In dieser Lage droht Schäuble laut IW "eine einmalige Chance" zu vergeben. Um den ersten ausgeglichenen Haushalt seit 1970 vorzulegen, müsse er stärker sparen. Ein Großteil der 2010 angepeilten Ausgaben sei noch nicht umgesetzt. Dazu gehörten vor allem geplante Einsparungen bei Sozialausgaben und in der Verwaltung sowie geringere Zinsausgaben. Allein 2011 hätten so laut den Forschern fast fünf Milliarden mehr eingenommen werden können (siehe Grafikstrecke).
Das Bundesfinanzministerium widerspricht der Kritik. Die IW-Studie sei eine "einseitige Betrachtung, die teilweise unzutreffend ist", sagt ein Sprecher. So seien 2011 durch die geringere Kreditaufnahme wie geplant rund 500 Millionen Euro an Zinsen eingespart worden.
Beim IW räumt man ein, die Kritik sei zumindest in Teilen "etwas pauschal" gewesen. Einzelne Einsparungen bei der Verwaltung seien unter Umständen nicht berücksichtigt worden, sagt Ralph Brügelmann, einer der Studien-Autoren. "Doch die Bundesregierung muss schon klare Signale geben, wo sie spart. Zudem sind manche Sparbeschlüsse wieder rückgängig gemacht worden - etwa beim Weihnachtsgeld für Bundesbeamte."

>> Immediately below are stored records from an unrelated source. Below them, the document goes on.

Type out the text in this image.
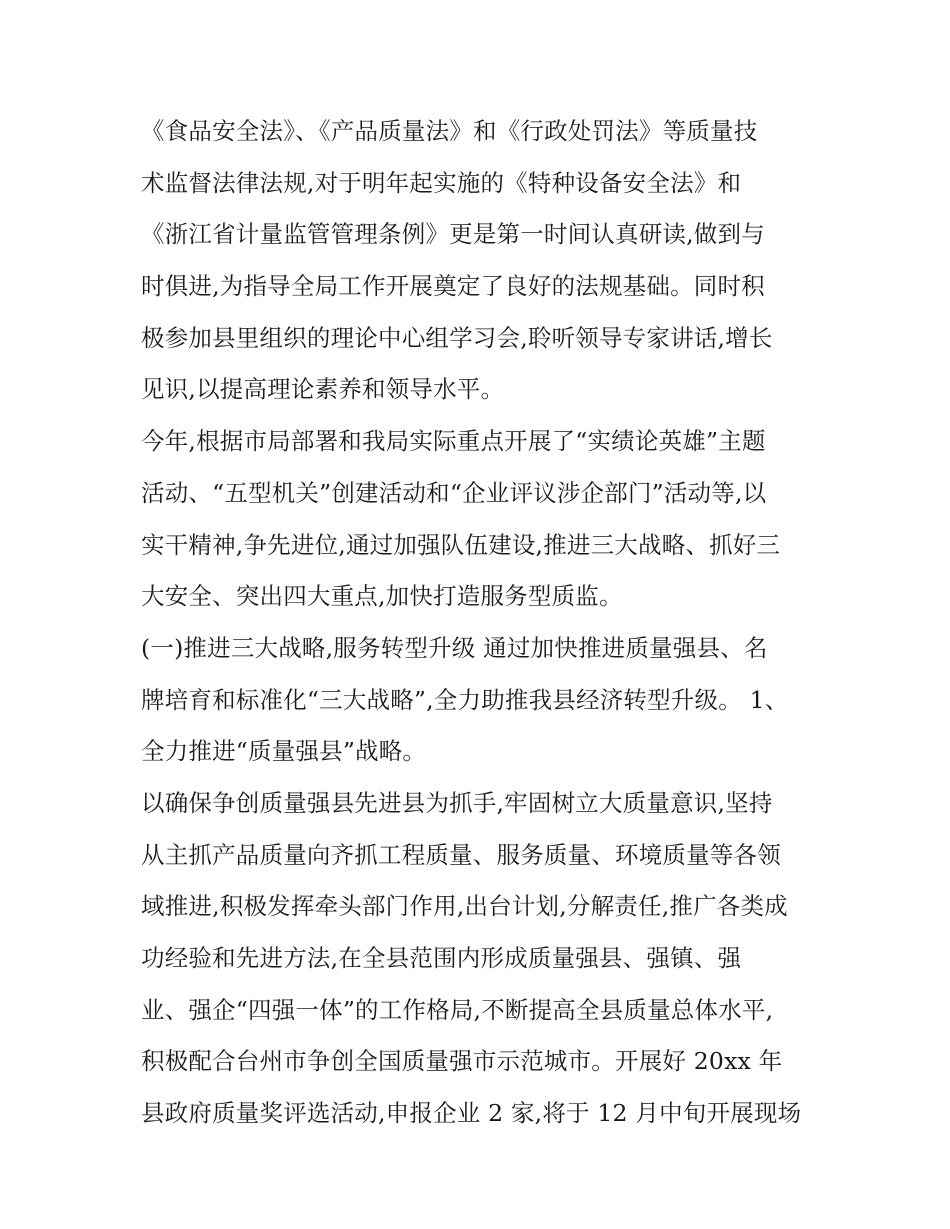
《食品安全法》、《产品质量法》和《行政处罚法》等质量技
术监督法律法规,对于明年起实施的《特种设备安全法》和
《浙江省计量监管管理条例》更是第一时间认真研读,做到与
时俱进,为指导全局工作开展奠定了良好的法规基础。同时积
极参加县里组织的理论中心组学习会,聆听领导专家讲话,增长
见识,以提高理论素养和领导水平。
今年,根据市局部署和我局实际重点开展了“实绩论英雄”主题
活动、“五型机关”创建活动和“企业评议涉企部门”活动等,以
实干精神,争先进位,通过加强队伍建设,推进三大战略、抓好三
大安全、突出四大重点,加快打造服务型质监。
(一)推进三大战略,服务转型升级 通过加快推进质量强县、名
牌培育和标准化“三大战略”,全力助推我县经济转型升级。 1、
全力推进“质量强县”战略。
以确保争创质量强县先进县为抓手,牢固树立大质量意识,坚持
从主抓产品质量向齐抓工程质量、服务质量、环境质量等各领
域推进,积极发挥牵头部门作用,出台计划,分解责任,推广各类成
功经验和先进方法,在全县范围内形成质量强县、强镇、强
业、强企“四强一体”的工作格局,不断提高全县质量总体水平,
积极配合台州市争创全国质量强市示范城市。开展好 20xx 年
县政府质量奖评选活动,申报企业 2 家,将于 12 月中旬开展现场
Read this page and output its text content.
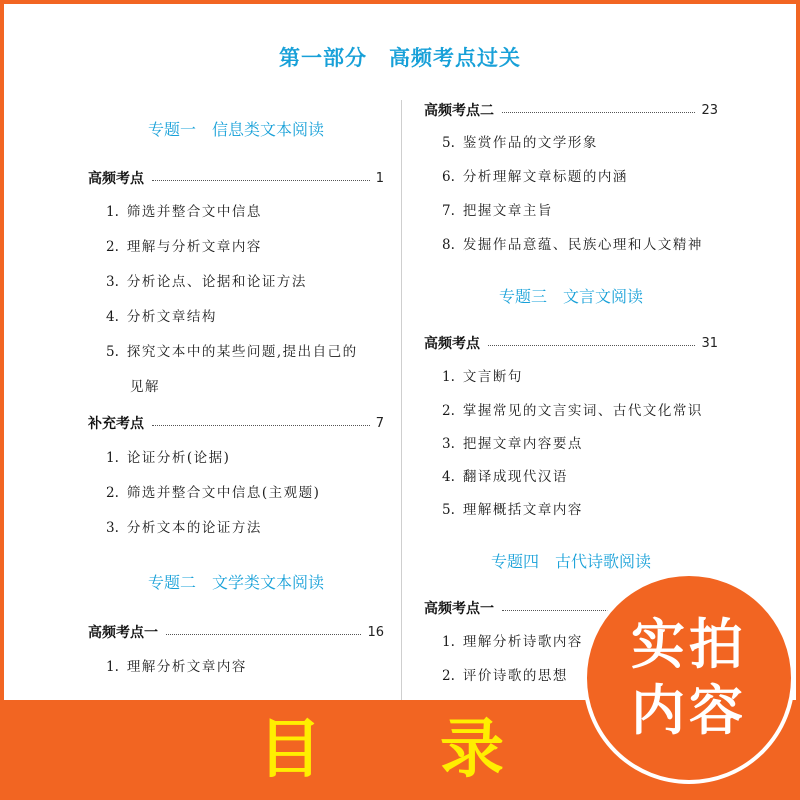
第一部分　高频考点过关
专题一　信息类文本阅读
高频考点	1
1. 筛选并整合文中信息
2. 理解与分析文章内容
3. 分析论点、论据和论证方法
4. 分析文章结构
5. 探究文本中的某些问题,提出自己的
见解
补充考点	7
1. 论证分析(论据)
2. 筛选并整合文中信息(主观题)
3. 分析文本的论证方法
专题二　文学类文本阅读
高频考点一	16
1. 理解分析文章内容
高频考点二	23
5. 鉴赏作品的文学形象
6. 分析理解文章标题的内涵
7. 把握文章主旨
8. 发掘作品意蕴、民族心理和人文精神
专题三　文言文阅读
高频考点	31
1. 文言断句
2. 掌握常见的文言实词、古代文化常识
3. 把握文章内容要点
4. 翻译成现代汉语
5. 理解概括文章内容
专题四　古代诗歌阅读
高频考点一
1. 理解分析诗歌内容
2. 评价诗歌的思想
目 录
实拍
内容
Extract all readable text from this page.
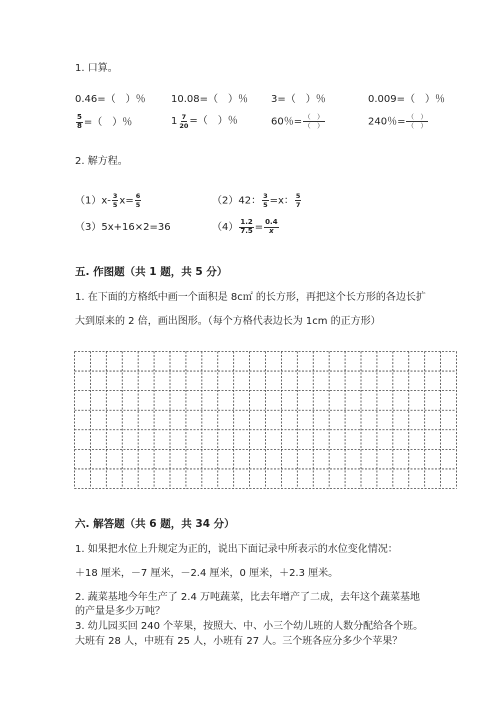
1. 口算。
0.46=（　）％	10.08=（　）％ 3=（　）％	0.009=（　）％
$\frac{5}{8}$ =（　）％	$1 \frac{7}{20}$ =（　）％	60％= $\frac{( )}{( )}$	240％= $\frac{( )}{( )}$
2. 解方程。
$(1)x- \frac{3}{5} x= \frac{6}{5}$	（2）42： $\frac{3}{5} =x$： $\frac{5}{7}$
（3）5x+16×2=36	$(4) \frac{1.2}{7.5} = \frac{0.4}{x}$
五. 作图题（共 1 题，共 5 分）
1. 在下面的方格纸中画一个面积是 8c㎡ 的长方形，再把这个长方形的各边长扩
大到原来的 2 倍，画出图形。（每个方格代表边长为 1cm 的正方形）
六. 解答题（共 6 题，共 34 分）
1. 如果把水位上升规定为正的，说出下面记录中所表示的水位变化情况：
＋18 厘米，－7 厘米，－2.4 厘米，0 厘米，＋2.3 厘米。
2. 蔬菜基地今年生产了 2.4 万吨蔬菜，比去年增产了二成，去年这个蔬菜基地
的产量是多少万吨？
3. 幼儿园买回 240 个苹果，按照大、中、小三个幼儿班的人数分配给各个班。
大班有 28 人，中班有 25 人，小班有 27 人。三个班各应分多少个苹果？
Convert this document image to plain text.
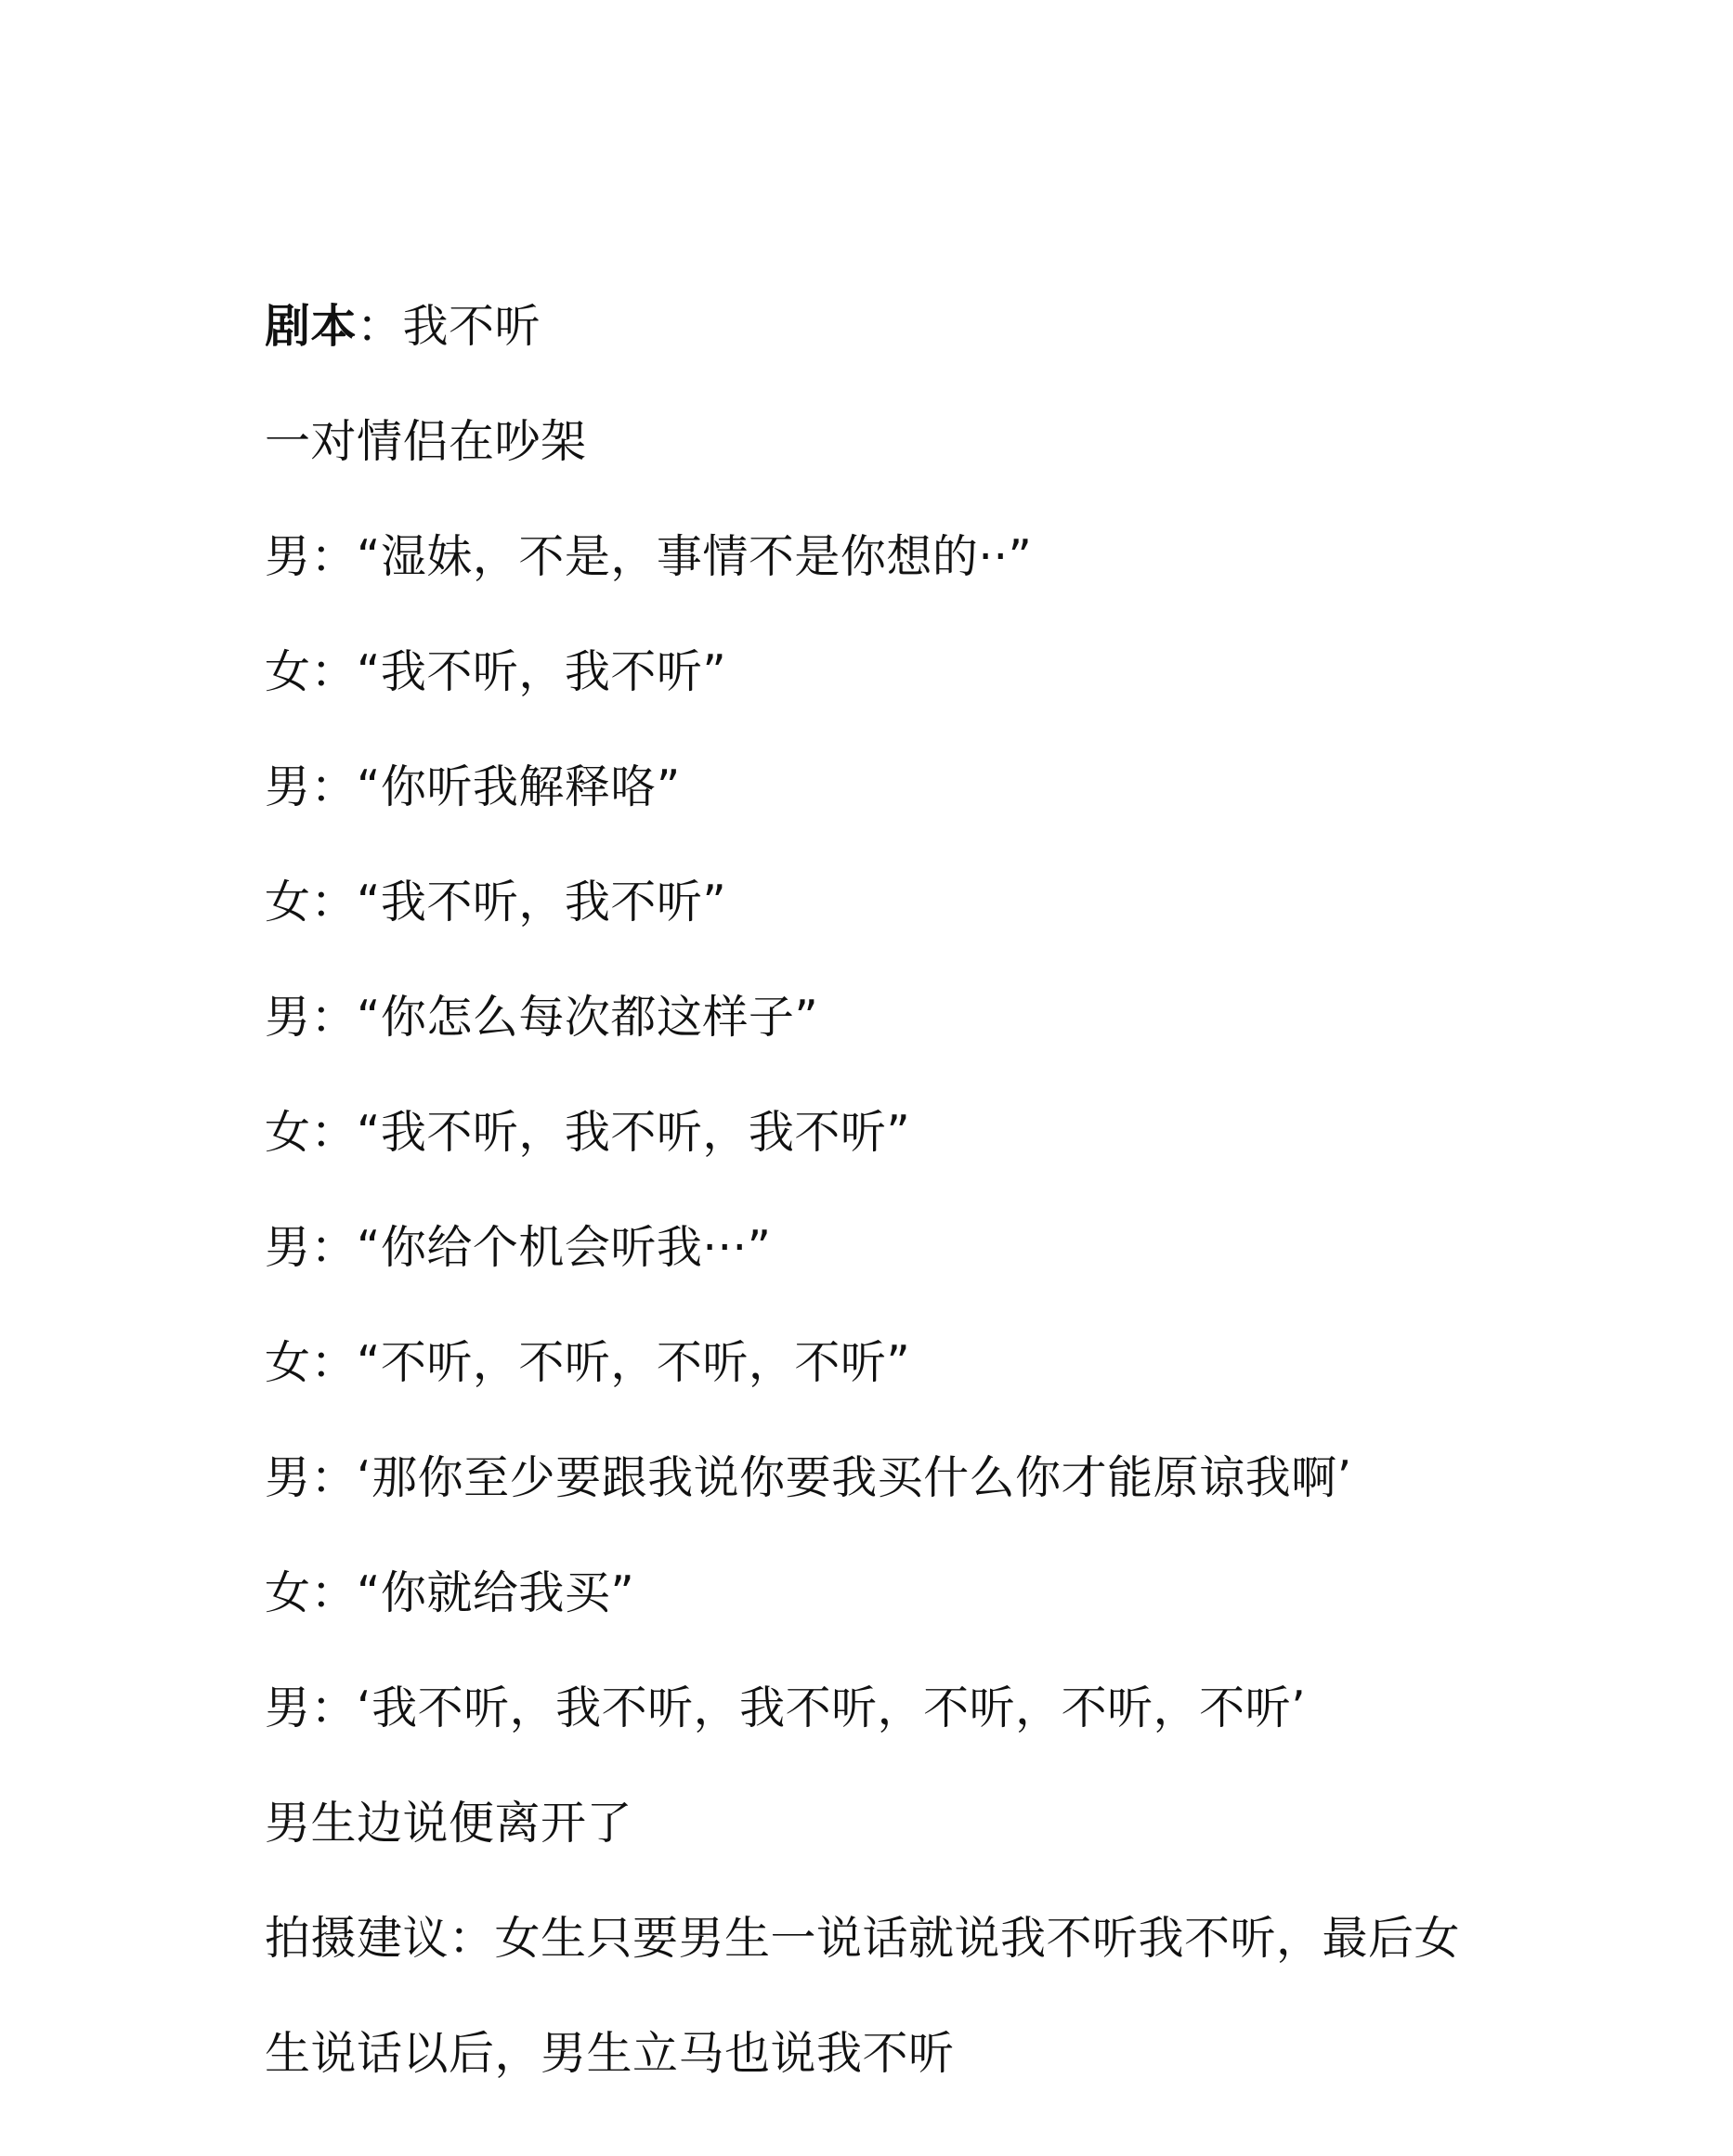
剧本：我不听
一对情侣在吵架
男：“湿妹，不是，事情不是你想的··”
女：“我不听，我不听”
男：“你听我解释咯”
女：“我不听，我不听”
男：“你怎么每次都这样子”
女：“我不听，我不听，我不听”
男：“你给个机会听我···”
女：“不听，不听，不听，不听”
男：‘那你至少要跟我说你要我买什么你才能原谅我啊’
女：“你就给我买”
男：‘我不听，我不听，我不听，不听，不听，不听’
男生边说便离开了
拍摄建议：女生只要男生一说话就说我不听我不听，最后女
生说话以后，男生立马也说我不听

Viele Sparpläne sind überholt
Auch andere geplante Einnahmen sind mittlerweile von der Realität überholt. Dazu gehören die Brennelementesteuer, die ab 2011 gut zwei Milliarden Euro jährlich einbringen sollte, die Bundeswehrreform, durch die 2013 erstmals eine Milliarden-Einsparung geplant war, und die Finanztransaktionsteuer, von der sich die Regierung ab 2012 zwei Milliarden Euro erhofft hatte. Die Brennelementesteuer wird wegen der Energiewende deutlich geringer ausfallen, die Bundeswehrreform kostet vorerst Geld, statt welches zu sparen. Die Finanztransaktionsteuer schließlich wurde von 2012 auf 2014 verschoben - und ob sie sich bis dahin in Europa durchsetzen lässt, steht auch in den Sternen.
In solchen Fällen seien die ursprünglichen Planungen "vom politischen Leben und der Realität eingeholt worden", heißt es aus dem Finanzministerium. Dennoch würden die Planungen für die Neuverschuldung "nicht nur erreicht, sondern in allen Jahren übertroffen".
Die Forscher vom IW mahnen die Bundesregierung dennoch zur Vorsicht. Bislang soll die Neuverschuldung bis 2014 nur knapp unter die EU-Grenze von 0,5 Prozent der Wirtschaftsleistung sinken. Damit hätte der Bund aber kaum noch Spielraum, um notfalls Ländern und Gemeinden zu helfen, die laut Schuldenbremse überhaupt keine neuen Schulden mehr machen dürfen.
Dieser "Sicherheitsabstand zur Höchstgrenze des Europäischen Fiskalpakts" könnte laut der IW-Studie deutlich größer sein - selbst dann, wenn die Bundesregierung in den kommenden Jahren zugleich versucht, die sogenannte kalte Progression bei der Einkommensteuer abzubauen (siehe Grafikstrecke). Spielraum sieht das IW unter anderem bei den vom Finanzministerium eingeplanten Zinskosten. Für diese wurden 2012 zum Teil sogar höhere Ausgaben eingeplant - obwohl sich die Bundesregierung derzeit zu historisch niedrigen Zinsen verschulden kann.
Deutschland tut also einiges gegen die Schulden, könnte aber noch deutlich mehr unternehmen - zumal die Bedingungen so günstig sind wie lange nicht. Eine Gelegenheit für kleinere Korrekturen könnte es schon in der kommenden Woche geben: Weil der Rettungsschirm ESM früher kommt als geplant, soll das Kabinett dann einen Nachtragshaushalt für 2012 verabschieden.